Comsol can also make use of the distributed parallelism, using the Intel-MPI library. So the script has to include the loading of the libraries, a special “fix” necessary to run comsol across multiple nodes on the DTU HPC cluster, and then the correct specifications of the number of nodes.

#!/bin/sh
# embedded options to qsub - start with #PBS
# -- job name ---
#PBS -N Com_wrench_par_mpi
# -- email me at the beginning (b) and end (e) of the execution --
#PBS -m ea
# -- My email address --
# please uncomment the following line and put in your e-mail address,
# if you want to receive e-mail notifications on a non-default address
##PBS -M your_email_address
# -- estimated wall clock time (execution time) --
#PBS -l walltime=4:00:00
# -- parallel environment requests --
#PBS -l nodes=2:ppn=2
# -- end of PBS options --

# -- change to working directory
cd $PBS_O_WORKDIR

# -- load module(s) --
module load intelmpifix
source IMPI_PBS_support

# -- program invocation here --
comsol -nn $PBS_NP batch -inputfile wrench.mph -outputfile wrench_out.mph -tmpdir $HOME/comsoltmp

The scripts reserves 4 cores (2 on each of 2 nodes)

#PBS -l nodes=2:ppn=2

loads the necessary module and source a necessary file

module load intelmpifix
source IMPI_PBS_support

and then comsol is invoked with the correct option (-nn). Even in this case, to enforce consistency, the number of cores is specified using an environment variable ($PBS_NP) that is set to the total number of cores requested.

Note 5: you can explicitly ask the scheduler to assign the job to the exact number of nodes (2, in this case) by adding the line

#PBS -W x=nmatchpolicy=exactnode

(see our FAQ page).

Running a hybrid MPI-shared-memory comsol job

In this case you must combine the options.
A simple script is:

#!/bin/sh
# embedded options to qsub - start with #PBS
# -- job name ---
#PBS -N Com_wrench_par_mpi_hyb_2x2
# -- email me at the beginning (b) and end (e) of the execution --
#PBS -m ea
# -- My email address --
# please uncomment the following line and put in your e-mail address,
# if you want to receive e-mail notifications on a non-default address
##PBS -M your_email_address
# -- estimated wall clock time (execution time) --
#PBS -l walltime=4:00:00
# -- parallel environment requests --
#PBS -l nodes=2:ppn=2
# -- end of PBS options --

# -- change to working directory
cd $PBS_O_WORKDIR
# load modules
module load intelmpifix
source IMPI_PBS_support

# -- program invocation here --
comsol -nn $PBS_NUM_NODES -np $PBS_NUM_PPN batch -inputfile wrench.mph -outputfile wrench_out.mph \
-tmpdir $HOME/comsoltmp

In this case, we use both the mpi (-nn) and the shared memory (-np) processor flags, and set them to the value of two environment variables:
$PBS_NUM_NODES, that is set to the number of nodes requested, and
$PBS_NUM_PPN, that is set to the number of processors per node requested.
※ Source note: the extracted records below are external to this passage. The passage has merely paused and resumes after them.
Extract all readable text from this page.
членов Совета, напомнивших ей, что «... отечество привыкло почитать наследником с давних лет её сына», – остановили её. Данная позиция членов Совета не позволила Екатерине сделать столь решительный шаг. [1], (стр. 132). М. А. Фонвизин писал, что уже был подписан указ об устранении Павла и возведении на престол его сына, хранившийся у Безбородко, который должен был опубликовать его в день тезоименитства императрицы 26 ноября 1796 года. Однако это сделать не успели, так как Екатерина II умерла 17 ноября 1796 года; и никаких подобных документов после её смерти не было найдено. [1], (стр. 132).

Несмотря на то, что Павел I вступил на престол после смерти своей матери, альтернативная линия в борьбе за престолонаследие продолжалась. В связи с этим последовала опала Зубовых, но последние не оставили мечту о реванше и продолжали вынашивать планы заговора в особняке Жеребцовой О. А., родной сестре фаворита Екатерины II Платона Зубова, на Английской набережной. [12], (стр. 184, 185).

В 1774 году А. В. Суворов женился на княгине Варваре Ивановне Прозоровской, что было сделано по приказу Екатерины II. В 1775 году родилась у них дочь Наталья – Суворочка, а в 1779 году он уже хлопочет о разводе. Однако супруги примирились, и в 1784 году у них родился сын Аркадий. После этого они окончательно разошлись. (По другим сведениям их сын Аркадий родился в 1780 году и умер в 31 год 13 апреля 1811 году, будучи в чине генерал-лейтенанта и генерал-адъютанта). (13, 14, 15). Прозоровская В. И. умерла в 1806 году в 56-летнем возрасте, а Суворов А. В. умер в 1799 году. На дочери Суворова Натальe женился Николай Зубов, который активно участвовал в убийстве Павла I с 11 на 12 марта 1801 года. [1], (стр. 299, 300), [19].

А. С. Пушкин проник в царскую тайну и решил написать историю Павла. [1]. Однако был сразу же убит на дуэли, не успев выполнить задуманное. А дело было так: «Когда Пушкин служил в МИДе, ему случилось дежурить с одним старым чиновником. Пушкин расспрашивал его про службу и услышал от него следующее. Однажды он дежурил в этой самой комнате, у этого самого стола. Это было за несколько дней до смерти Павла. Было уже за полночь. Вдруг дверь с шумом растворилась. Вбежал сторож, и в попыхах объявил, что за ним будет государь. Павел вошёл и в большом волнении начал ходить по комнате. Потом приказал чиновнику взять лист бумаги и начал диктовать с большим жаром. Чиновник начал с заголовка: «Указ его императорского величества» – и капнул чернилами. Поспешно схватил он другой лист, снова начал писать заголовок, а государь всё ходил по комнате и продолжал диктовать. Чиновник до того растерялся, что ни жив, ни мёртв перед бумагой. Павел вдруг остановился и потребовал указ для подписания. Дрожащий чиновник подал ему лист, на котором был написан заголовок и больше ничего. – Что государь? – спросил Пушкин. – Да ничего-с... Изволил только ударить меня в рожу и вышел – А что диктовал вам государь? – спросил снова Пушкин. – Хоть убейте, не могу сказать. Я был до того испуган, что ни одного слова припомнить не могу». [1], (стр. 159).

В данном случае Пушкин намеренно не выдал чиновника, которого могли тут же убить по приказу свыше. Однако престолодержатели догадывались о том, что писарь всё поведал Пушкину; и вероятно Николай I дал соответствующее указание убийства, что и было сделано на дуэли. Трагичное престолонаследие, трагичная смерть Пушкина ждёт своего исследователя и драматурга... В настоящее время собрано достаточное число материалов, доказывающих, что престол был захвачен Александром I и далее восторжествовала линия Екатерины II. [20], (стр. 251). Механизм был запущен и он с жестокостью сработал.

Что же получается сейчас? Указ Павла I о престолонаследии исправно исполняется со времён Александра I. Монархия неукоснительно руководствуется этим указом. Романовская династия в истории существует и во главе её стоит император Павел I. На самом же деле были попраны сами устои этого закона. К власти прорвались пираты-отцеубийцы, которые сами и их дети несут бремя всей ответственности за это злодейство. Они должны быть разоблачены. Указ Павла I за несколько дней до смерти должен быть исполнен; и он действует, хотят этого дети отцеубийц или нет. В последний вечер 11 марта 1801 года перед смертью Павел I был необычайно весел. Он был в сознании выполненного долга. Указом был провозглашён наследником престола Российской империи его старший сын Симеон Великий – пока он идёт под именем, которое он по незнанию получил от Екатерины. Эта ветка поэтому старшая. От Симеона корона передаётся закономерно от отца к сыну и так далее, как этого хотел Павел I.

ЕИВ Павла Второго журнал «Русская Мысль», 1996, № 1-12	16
This will start an MPI process on each node, and each of them will run two shared-memory processes.
More complex parallelization patterns can of course be specified, along these lines.

General Comment: The choice of using a serial, shared memory, MPI or hybrid run depends on the specific characteristics of the model. And this also holds for the performance that can be expected.